Sunday, October 27, 2013

Beginners' Bumps

Hand-carved fleur-de-lis
Ever since I saw master carver, David Easterly's stunning work at a New York gallery last year, I have been on a quest to learn how to do what looks like the impossible with wood. Truth be told, I pestered Mr. Easterly to teach me how to carver but he refused and told me to teach myself as he did. My research into locating a teaching carver told me that there aren't too many wood carvers left in the world and even less who are willing to share their skills.

Unlike the UK and Germany where there are still a few State supported crafts' guilds, the US long ago abandoned its belief and support of arts' guilds. I was about to give up my search for a carver who could teach me intricate carving techniques when I web-stumbled upon David Calvo of Gloucester, MA. and last week plunked down a reasonable chuck of change in exchange for one of David's five day wood carving classes.

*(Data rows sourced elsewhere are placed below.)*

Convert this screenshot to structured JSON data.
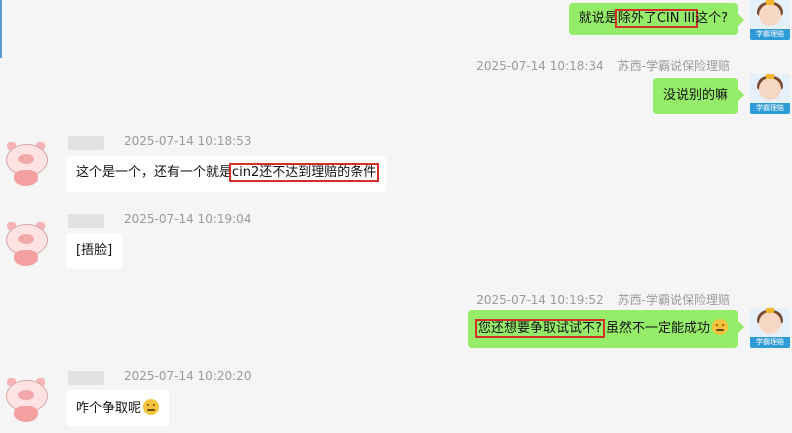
{
  "messages": [
    {
      "side": "me",
      "text_pre": "就说是",
      "highlight": "除外了CIN III",
      "text_post": "这个?"
    },
    {
      "meta": {
        "time": "2025-07-14 10:18:34",
        "name": "苏西-学霸说保险理赔"
      },
      "side": "me",
      "text": "没说别的嘛"
    },
    {
      "meta": {
        "time": "2025-07-14 10:18:53"
      },
      "side": "other",
      "text_pre": "这个是一个，还有一个就是",
      "highlight": "cin2还不达到理赔的条件",
      "text_post": ""
    },
    {
      "meta": {
        "time": "2025-07-14 10:19:04"
      },
      "side": "other",
      "text": "[捂脸]"
    },
    {
      "meta": {
        "time": "2025-07-14 10:19:52",
        "name": "苏西-学霸说保险理赔"
      },
      "side": "me",
      "text_pre": "",
      "highlight": "您还想要争取试试不?",
      "text_post": "虽然不一定能成功",
      "emoji": "thinking-emoji"
    },
    {
      "meta": {
        "time": "2025-07-14 10:20:20"
      },
      "side": "other",
      "text": "咋个争取呢",
      "emoji": "thinking-emoji"
    }
  ],
  "my_avatar_tag": "学霸理赔",
  "colors": {
    "my_bubble": "#95ec69",
    "other_bubble": "#ffffff",
    "highlight_box": "#d3302a",
    "meta_text": "#9a9a9a",
    "background": "#f5f5f5"
  }
}
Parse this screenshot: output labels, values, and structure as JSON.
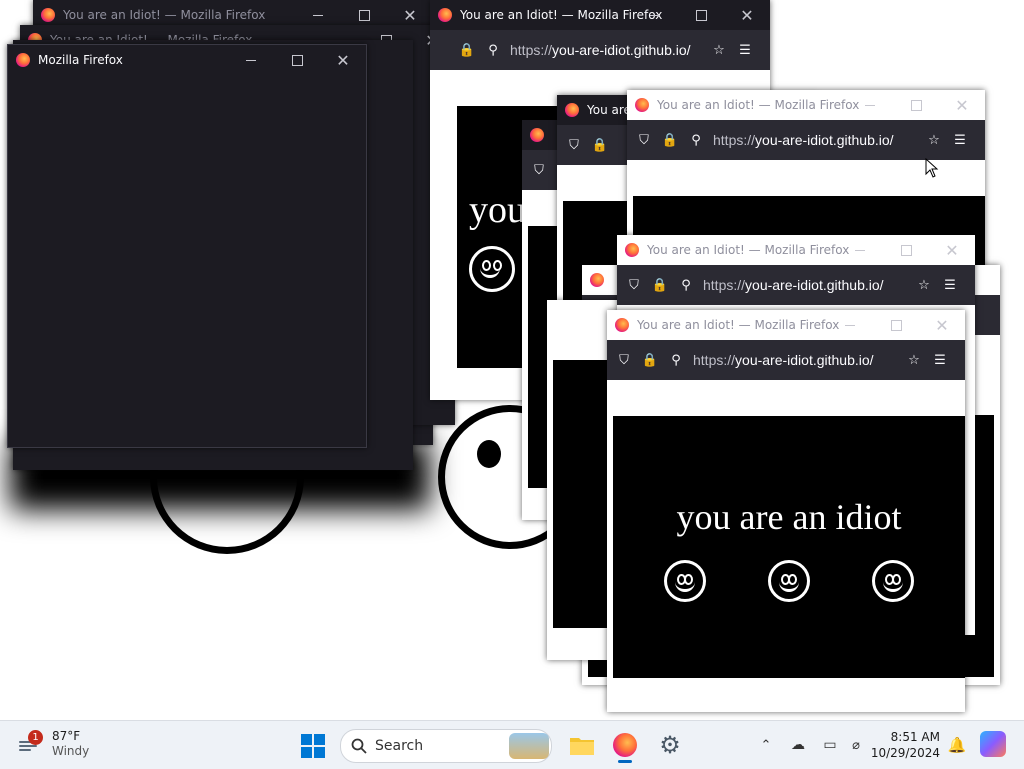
{
  "windows": [
    {
      "title": "You are an Idiot! — Mozilla Firefox"
    },
    {
      "title": "Mozilla Firefox"
    }
  ],
  "firefox": {
    "url_proto": "https://",
    "url_host": "you-are-idiot.github.io/"
  },
  "page": {
    "headline": "you are an idiot",
    "partial_headline": "you"
  },
  "taskbar": {
    "weather_temp": "87°F",
    "weather_desc": "Windy",
    "weather_badge": "1",
    "search_placeholder": "Search",
    "time": "8:51 AM",
    "date": "10/29/2024"
  }
}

It was money well spent and in just a few days I walked away with a lot of tools, knowledge and a lot more hunger to carve!

A love being a student. I like learning new things but I don't like being a beginner. I want to be an expert while only being a novice. The destination is better than the rolling roads that take you there. Or so I thought. Once I gave over to the not knowing; to the learning, to the sound of wood being scooped by steel tools; to the realization that there's no secret way to magically transfer a life-time of practice into a few days of study, the dust in my head began to settle and I gave in to being a beginner. 

The fleur-de-lis pictured above was the final project from the five day class and provided many lessons. The greatest challenge was carving grains that travel in opposite directions within the same section. David's thirty-three year's of experience made it look easy but all five students struggled with making their cuts smooth. I plan on carving several more fleur-de-lis in order to get it right. If all goes well and my neighbors don't have me evicted from the noise caused by the mallet meeting the steel carver tools, I'll start a foliage project. Until then, I'm enjoying the curves and bumps in the road of being a beginner.

Saturday, October 5, 2013

Book Cover Designs

©2013 Bruce Katlin
©2013 Bruce Katlin


It is very exciting to see the front and back cover designs coming together for my first novel, Birds Like Us: The Pi Phillecroix Story. I was encouraged by others to design and create the designs myself but after ten years of working part-time on the book I just wanted someone else to do it for me. I first engaged my cousin, Karol Greene Baker who is a very talented artist to come up with a concept. She did an excellent first sketch but I knew that I had to see the entire process through to the end by creating the art work on my own. So to paper and pencil I went.

People do judge books by their covers and I had an idea of what I wanted based on the book's story and central characters. I spent a lot of time researching French architectural images and in particular the  L’ Arc de Triumph where our little feathered heroine resides. 

I came up with five different concepts and settled on the on the bottom pencil drawing shown above. To a bird that can't fly, the world is an intimidating place. Since I exhausted all efforts to have the book published via the old-fashioned, traditional route, I decided to become an independent publisher and utilize Amazon's Create Space. They offer complete publishing services sans a marketing and PR. (They do offer marketing "help" but they don't and won't market and promote your book for you so that people will buy it.)

Once I committed to the basic design I turned to the  the brilliant graphic designers at Killswitch Collective  who took my book cover sketch and infused it with color and and text which is displayed in the top image above. Meredith Reshoft, Killswitch Collective's Owner and Creative Director created six different options for me to consider. Meredith will also be formatting the book to meet Create Space requirements. Something I have no patience for. 
Each day for the next six days I'll be asking to my Facebook followers to vote on their favorite design. I'll choose the design with the most votes to be printed. Everyone who votes for the selected cover will receive an autographed copy of the book. You can view all six of the designs on my Flickr page

There's still a lot of work to be done. I'm in the process of finishing the back cover and spine designs and creating a video to accompany my Amazon author page. It's all worth it. Even if the book sells just a few copies I have learned and enjoyed myself immensely.